O komentarz do decyzji Sebastiana Vettela dotyczącej odejścia Sebastiana Vettela z Formuły 1 został poproszony Robert Kubica, który ma wspomnienia związane z niemieckim kierowcą jeszcze z XX wieku.
Vettel w czwartek ogłosił, że przestanie jeździć w F1 po sezonie 2022, a z jego wypowiedzi wynika, że póki co nie będzie kontynuował sportowej kariery tylko zajmie się działalnością społeczną i będzie spędzał więcej czasu z rodziną.
Robert Kubica dobrze zna Sebastiana Vettela, z którym był w tym samym zespole w sezonie 2007, gdy Vettel był kierowcą rezerwowym BMW Sauber.
“Właściwie to ja byłem tym, który dał mu debiut w Formule 1. Miałem wypadek w Kanadzie w 2007 roku i zastąpił mnie na Indianapolis” – mówi Polak w rozmowie z f1.com.
Rywalizacja z Sebem trwa jednak znacznie dłużej.
“Pierwszy raz spotkaliśmy się – i mam nawet zdjęcie z prezentacji kierowców – na torze w Kerpen podczas Mistrzostw Niemiec 1999. 23 lata temu. Nie wiem ile miał wtedy lat, ale zawsze miałem wątpliwości, czy on na pewno ma 13 lat bo był tak niski. Pierwszy raz zatem ścigaliśmy się w 1999” – mówi Robert.
Vettel miał w F1 więcej szczęścia niż Kubica i po przejściu do Red Bulla zdobył 4 tytuły mistrzowskie, a następnie był w Ferrari i teraz Astonie Martinie.

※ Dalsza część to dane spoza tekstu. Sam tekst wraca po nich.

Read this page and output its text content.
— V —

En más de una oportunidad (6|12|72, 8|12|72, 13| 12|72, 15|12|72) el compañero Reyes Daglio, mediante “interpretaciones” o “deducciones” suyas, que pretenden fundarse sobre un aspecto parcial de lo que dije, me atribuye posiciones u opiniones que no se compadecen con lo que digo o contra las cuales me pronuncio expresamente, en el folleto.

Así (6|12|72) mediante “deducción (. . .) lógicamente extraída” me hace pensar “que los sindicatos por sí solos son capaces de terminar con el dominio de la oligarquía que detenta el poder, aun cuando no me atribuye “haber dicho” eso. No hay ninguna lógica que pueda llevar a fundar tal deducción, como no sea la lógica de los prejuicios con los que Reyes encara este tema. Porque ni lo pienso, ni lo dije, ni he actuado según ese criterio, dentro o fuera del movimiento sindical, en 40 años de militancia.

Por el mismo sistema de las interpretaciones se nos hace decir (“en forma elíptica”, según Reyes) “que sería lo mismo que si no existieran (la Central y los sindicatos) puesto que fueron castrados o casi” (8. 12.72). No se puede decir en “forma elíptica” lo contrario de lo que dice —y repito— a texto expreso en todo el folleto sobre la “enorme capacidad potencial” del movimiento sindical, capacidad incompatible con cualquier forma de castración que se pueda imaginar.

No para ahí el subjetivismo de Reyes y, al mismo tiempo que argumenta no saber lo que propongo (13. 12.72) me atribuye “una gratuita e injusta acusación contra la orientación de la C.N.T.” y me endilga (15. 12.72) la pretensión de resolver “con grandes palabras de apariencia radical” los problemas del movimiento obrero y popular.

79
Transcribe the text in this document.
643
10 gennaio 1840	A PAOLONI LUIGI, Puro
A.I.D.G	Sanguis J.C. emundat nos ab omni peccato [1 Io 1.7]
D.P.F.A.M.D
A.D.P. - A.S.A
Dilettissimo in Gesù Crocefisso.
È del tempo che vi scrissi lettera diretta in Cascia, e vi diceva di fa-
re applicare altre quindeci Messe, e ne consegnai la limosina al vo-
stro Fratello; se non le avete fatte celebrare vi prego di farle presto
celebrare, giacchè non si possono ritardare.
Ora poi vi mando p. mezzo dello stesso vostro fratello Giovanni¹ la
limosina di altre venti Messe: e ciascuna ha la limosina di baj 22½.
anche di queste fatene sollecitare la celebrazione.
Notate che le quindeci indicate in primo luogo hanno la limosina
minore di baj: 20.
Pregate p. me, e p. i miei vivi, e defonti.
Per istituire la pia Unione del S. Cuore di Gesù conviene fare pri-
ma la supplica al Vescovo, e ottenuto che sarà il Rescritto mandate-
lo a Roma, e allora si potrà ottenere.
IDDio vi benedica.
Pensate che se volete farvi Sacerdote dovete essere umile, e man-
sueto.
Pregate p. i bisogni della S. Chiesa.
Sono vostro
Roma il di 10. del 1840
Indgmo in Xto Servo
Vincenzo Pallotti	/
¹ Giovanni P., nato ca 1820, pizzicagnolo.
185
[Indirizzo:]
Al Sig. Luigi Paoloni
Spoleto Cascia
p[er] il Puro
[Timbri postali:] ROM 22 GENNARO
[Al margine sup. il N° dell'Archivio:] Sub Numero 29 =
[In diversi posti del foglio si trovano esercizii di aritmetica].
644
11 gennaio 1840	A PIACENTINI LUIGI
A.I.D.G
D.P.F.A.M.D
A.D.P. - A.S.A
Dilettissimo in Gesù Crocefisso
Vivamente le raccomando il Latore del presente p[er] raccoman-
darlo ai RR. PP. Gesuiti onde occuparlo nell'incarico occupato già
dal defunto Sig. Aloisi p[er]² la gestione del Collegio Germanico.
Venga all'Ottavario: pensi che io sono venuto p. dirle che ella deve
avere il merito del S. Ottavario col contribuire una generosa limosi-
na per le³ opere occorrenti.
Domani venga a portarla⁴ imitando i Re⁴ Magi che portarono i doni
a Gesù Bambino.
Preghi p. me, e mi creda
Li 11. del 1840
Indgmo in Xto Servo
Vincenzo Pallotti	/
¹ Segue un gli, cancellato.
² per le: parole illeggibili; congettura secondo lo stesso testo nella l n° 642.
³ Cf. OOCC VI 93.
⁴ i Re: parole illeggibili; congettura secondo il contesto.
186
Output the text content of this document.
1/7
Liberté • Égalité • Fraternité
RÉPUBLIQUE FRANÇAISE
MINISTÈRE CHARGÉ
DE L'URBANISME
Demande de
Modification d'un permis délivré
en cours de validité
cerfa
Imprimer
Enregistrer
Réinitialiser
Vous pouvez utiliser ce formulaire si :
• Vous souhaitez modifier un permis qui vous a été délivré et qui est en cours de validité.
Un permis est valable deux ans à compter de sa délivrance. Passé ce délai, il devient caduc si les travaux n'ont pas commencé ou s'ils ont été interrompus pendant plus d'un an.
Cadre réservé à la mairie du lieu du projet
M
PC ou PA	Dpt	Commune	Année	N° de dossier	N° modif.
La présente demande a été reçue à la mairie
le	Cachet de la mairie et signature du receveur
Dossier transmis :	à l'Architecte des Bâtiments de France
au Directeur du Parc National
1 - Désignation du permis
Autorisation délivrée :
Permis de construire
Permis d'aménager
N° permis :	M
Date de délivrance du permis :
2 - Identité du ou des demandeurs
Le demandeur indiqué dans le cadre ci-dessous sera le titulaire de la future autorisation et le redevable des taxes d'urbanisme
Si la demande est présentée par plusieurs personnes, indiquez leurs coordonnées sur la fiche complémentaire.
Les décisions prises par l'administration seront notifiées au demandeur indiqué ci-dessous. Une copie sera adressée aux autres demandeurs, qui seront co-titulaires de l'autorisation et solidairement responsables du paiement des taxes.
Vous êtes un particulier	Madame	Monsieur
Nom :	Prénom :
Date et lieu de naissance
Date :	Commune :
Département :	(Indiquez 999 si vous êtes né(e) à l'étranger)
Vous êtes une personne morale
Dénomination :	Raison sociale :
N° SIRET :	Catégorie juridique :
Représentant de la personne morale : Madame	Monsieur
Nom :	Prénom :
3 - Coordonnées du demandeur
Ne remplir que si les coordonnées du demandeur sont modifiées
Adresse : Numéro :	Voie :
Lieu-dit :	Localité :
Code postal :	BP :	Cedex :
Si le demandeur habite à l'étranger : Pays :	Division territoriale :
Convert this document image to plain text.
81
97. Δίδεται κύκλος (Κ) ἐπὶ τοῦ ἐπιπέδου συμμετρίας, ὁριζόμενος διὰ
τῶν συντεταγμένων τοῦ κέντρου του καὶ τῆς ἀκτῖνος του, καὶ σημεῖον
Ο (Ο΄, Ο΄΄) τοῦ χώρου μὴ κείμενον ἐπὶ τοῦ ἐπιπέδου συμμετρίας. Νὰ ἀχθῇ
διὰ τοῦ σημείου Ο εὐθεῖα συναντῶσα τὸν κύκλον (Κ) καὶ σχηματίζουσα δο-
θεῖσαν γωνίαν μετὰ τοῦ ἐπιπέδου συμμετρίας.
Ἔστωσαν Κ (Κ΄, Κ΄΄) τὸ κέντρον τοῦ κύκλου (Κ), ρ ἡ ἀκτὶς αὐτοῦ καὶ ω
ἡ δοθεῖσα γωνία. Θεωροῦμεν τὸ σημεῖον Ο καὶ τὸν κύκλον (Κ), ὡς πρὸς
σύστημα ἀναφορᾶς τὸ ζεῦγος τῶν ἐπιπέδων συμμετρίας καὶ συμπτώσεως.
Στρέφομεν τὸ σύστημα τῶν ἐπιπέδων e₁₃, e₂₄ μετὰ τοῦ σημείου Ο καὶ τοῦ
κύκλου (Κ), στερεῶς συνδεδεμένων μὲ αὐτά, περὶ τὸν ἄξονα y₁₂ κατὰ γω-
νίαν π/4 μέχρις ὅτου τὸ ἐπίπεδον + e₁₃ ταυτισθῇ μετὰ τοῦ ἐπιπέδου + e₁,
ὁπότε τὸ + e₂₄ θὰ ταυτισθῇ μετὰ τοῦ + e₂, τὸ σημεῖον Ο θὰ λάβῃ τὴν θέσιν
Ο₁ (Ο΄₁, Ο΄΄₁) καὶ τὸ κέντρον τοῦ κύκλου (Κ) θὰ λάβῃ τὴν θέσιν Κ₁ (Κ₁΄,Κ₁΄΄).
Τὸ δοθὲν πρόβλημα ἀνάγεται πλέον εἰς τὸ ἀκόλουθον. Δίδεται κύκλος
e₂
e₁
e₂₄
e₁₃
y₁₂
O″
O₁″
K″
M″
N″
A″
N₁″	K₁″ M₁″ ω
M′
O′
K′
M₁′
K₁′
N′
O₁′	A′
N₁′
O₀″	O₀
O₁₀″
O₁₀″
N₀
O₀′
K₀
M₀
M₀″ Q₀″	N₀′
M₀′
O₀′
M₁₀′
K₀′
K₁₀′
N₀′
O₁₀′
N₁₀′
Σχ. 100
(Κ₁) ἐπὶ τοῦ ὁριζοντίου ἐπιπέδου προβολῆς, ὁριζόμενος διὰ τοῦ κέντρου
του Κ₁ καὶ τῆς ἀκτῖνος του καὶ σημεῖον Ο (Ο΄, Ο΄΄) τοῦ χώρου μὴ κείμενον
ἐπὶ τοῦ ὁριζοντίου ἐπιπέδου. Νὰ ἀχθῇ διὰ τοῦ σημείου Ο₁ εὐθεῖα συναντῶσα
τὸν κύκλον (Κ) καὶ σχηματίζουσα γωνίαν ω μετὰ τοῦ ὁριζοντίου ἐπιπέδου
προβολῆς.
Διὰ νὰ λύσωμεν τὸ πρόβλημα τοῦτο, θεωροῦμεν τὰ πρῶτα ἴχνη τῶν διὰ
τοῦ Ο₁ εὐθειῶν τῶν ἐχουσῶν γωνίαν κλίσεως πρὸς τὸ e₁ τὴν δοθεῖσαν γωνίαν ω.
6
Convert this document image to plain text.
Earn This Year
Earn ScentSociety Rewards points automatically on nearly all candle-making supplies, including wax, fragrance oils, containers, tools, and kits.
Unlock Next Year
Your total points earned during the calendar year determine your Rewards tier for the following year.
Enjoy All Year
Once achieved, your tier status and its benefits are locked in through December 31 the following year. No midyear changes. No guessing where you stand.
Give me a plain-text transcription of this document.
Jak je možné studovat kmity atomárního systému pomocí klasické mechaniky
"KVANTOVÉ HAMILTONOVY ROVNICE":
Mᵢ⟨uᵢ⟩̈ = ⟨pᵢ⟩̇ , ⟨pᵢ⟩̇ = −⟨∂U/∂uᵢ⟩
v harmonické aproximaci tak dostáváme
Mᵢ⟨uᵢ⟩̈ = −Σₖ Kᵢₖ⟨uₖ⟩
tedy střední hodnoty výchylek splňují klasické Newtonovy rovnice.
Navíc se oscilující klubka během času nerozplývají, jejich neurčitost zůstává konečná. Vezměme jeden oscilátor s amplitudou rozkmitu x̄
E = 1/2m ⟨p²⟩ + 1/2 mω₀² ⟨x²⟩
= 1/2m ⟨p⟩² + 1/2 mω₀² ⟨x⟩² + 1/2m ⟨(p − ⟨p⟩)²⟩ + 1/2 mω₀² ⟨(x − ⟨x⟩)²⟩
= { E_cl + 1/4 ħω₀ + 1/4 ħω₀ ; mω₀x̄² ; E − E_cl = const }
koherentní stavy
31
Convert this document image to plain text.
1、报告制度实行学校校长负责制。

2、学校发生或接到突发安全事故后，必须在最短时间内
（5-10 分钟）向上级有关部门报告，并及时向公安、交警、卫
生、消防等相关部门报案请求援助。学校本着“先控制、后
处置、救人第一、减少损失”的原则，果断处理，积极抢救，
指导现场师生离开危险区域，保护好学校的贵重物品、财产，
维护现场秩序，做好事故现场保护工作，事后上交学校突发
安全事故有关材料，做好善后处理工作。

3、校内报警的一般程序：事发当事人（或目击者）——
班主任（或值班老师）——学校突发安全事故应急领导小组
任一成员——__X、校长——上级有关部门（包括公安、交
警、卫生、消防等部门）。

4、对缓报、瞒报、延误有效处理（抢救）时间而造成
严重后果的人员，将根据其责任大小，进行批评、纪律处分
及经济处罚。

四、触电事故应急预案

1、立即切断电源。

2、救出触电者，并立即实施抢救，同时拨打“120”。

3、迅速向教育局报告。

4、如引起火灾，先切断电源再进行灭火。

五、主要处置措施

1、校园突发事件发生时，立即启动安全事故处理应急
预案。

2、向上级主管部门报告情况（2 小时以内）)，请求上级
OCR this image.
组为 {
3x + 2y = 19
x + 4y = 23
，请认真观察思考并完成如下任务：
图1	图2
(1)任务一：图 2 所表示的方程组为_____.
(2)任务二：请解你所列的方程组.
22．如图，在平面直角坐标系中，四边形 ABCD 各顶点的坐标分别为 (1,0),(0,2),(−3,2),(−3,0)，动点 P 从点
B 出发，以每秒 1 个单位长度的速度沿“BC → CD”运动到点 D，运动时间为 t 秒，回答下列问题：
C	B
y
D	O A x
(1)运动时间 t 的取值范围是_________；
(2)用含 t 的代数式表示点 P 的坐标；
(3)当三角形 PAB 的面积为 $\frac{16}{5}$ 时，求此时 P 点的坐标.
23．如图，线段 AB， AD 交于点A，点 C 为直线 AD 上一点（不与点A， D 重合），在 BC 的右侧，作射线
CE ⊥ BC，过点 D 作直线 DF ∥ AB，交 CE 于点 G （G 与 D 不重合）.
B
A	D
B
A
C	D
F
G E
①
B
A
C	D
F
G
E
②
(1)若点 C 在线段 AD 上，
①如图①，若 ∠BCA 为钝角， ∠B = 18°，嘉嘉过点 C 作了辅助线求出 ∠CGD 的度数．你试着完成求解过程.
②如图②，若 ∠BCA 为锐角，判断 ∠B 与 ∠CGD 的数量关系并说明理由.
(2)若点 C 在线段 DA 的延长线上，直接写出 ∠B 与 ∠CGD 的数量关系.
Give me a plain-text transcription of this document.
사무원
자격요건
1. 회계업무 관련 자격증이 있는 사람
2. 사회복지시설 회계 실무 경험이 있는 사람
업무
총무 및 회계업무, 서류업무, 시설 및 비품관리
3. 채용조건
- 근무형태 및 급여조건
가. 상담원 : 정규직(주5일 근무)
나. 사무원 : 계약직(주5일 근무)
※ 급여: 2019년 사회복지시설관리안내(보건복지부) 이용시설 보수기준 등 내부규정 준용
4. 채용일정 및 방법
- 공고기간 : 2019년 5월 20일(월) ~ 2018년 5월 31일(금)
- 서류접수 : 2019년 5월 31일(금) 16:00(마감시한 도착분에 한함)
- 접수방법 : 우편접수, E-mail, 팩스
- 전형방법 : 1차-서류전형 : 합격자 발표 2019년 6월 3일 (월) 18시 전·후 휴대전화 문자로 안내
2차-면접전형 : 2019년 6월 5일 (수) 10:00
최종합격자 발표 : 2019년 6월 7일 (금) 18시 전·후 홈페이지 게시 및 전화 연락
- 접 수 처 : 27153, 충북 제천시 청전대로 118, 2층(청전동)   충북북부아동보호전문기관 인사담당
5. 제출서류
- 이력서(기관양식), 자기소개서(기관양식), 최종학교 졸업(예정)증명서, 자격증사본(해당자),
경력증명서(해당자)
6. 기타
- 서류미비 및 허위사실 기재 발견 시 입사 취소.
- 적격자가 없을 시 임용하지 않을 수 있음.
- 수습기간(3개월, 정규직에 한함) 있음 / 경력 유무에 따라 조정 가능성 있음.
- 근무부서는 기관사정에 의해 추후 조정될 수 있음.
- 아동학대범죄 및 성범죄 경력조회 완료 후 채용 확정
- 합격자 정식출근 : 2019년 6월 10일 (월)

“Przeszliśmy wiele razem, przeżywaliśmy wzloty i upadki. Oczywiście on miał znacznie więcej wzlotów niż ja w Formule 1, ale takie jest życie. Zasłużył na duży szacunek i trochę odpoczynku bo to była wielka kariera. Gratulacje dla niego i mam nadzieję, że będziemy go tu widywać bo ma wielką pasję do tego sportu” – dodał Polak.